0
votes

Ive been getting some odd issues with Cosmos DB as part of a data migration. The migration consisted of deleting and recreating our production collection and then using the Azure Cosmos DB migration tool to copy documents from our Development collection. I wanted a full purge of the data already in the production collection rather than copying the new documents on top, so to achieve this I did the following process…

  1. Deleted the production collection, named “Production_Products
  2. Recreated the Production collection with the same name and partition key
  3. Using the Azure Cosmos DB Data Migration Tool, I copied the documents from our development collection into the newly created and empty production collection “Production_Products
  4. Once the migration was complete we tested the website and we kept getting the following error…

    Microsoft.Azure.Documents.NotFoundException: at Microsoft.Azure.Documents.AddressResolver.EnsureRoutingMapPresent

This was very confusing as we could query the data from Azure no problem. After multiple application restarts and checking the config we created a new collection “Production_Products_Test” and repeated the migration steps.

This worked fine. Later in the day we reverted our changes by recreating a new collection with the original name “Production_Products” and that failed. We had to revert back to using the “_Test” collection.
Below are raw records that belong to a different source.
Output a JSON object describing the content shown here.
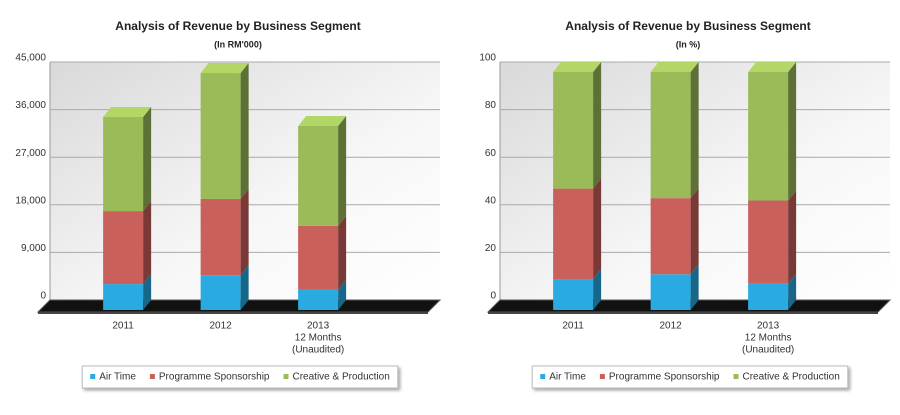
{
  "chart_data": [
    {
      "type": "bar",
      "stacked": true,
      "title": "Analysis of Revenue by Business Segment",
      "subtitle": "(In RM'000)",
      "categories": [
        [
          "2011"
        ],
        [
          "2012"
        ],
        [
          "2013",
          "12 Months",
          "(Unaudited)"
        ]
      ],
      "series": [
        {
          "name": "Air Time",
          "color": "#29abe2",
          "values": [
            4900,
            6600,
            3800
          ]
        },
        {
          "name": "Programme Sponsorship",
          "color": "#c9605c",
          "values": [
            13800,
            14400,
            12100
          ]
        },
        {
          "name": "Creative & Production",
          "color": "#9bbb59",
          "values": [
            17800,
            23800,
            18900
          ]
        }
      ],
      "ylim": [
        0,
        45000
      ],
      "yticks": [
        0,
        {
          "value": 9000,
          "label": "9,000"
        },
        {
          "value": 18000,
          "label": "18,000"
        },
        {
          "value": 27000,
          "label": "27,000"
        },
        {
          "value": 36000,
          "label": "36,000"
        },
        {
          "value": 45000,
          "label": "45,000"
        }
      ],
      "grid": true,
      "legend": "bottom"
    },
    {
      "type": "bar",
      "stacked": true,
      "title": "Analysis of Revenue by Business Segment",
      "subtitle": "(In %)",
      "categories": [
        [
          "2011"
        ],
        [
          "2012"
        ],
        [
          "2013",
          "12 Months",
          "(Unaudited)"
        ]
      ],
      "series": [
        {
          "name": "Air Time",
          "color": "#29abe2",
          "values": [
            13,
            15,
            11
          ]
        },
        {
          "name": "Programme Sponsorship",
          "color": "#c9605c",
          "values": [
            38,
            32,
            35
          ]
        },
        {
          "name": "Creative & Production",
          "color": "#9bbb59",
          "values": [
            49,
            53,
            54
          ]
        }
      ],
      "ylim": [
        0,
        100
      ],
      "yticks": [
        0,
        20,
        40,
        60,
        80,
        100
      ],
      "grid": true,
      "legend": "bottom"
    }
  ]
}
Can anyone offer any insight into why this is happening?

1
Was the website running while the collection was deleted/recreated and was the website holding a singleton instance of the Cosmosclient? Which version of the SDK and language are you using? - Matias Quaranta
@MatiasQuaranta The website is a microserviecs app orchestrated using Kubernetes. There were at least 2 C# .net core services that had a singleton instance against that Cosmos DB collection when it was deleted and recreated with the same name. The SDK is Microsoft.Azure.DocumentDB.Core 2.13. This database is replicated across 2 regions. There were 3 instances running per region, each holding a client to the collection. We restarted the services in one region (West Europe) but not North Europe. Possible that the services in North Europe are holding on to the old version of the collection? - JGilmartin

1 Answers

2
votes

Based on the comments.

The DocumentClient maintains address caches, if you delete and recreate the collection externally (not through the DocumentClient or at least, not through that particular DocumentClient instance since you describe there are many services), the issue that might arise is that the address cache that that instance has is invalid. Newer versions of the SDK contain fixes that would react and refresh the cache (see the Change log here https://docs.microsoft.com/azure/cosmos-db/sql-api-sdk-dotnet).

The SDK 2.1.3 is rather old (more than 2 years) and the recommendation would be to update it (2.10.3 is the latest at this point).

The reason for the invalidation of those caches is that when you delete and recreate, the new collection has a different ResourceId.

Having said that, there is a scenario that won't be easily fixed, and that is if when you delete and recreate a collection, your code is using ResourceIds (for example, using the SelfLinks) instead of the names/ids to do operations. In those cases, if you are caching or holding a reference to the ResourceId of the previous collection, those requests will fail. Instead, you would need to use the names/ids through UriFactory.

Normally in these cases knowing the full stack trace of the exception (not just the name of the type) helps understand what is going on exactly.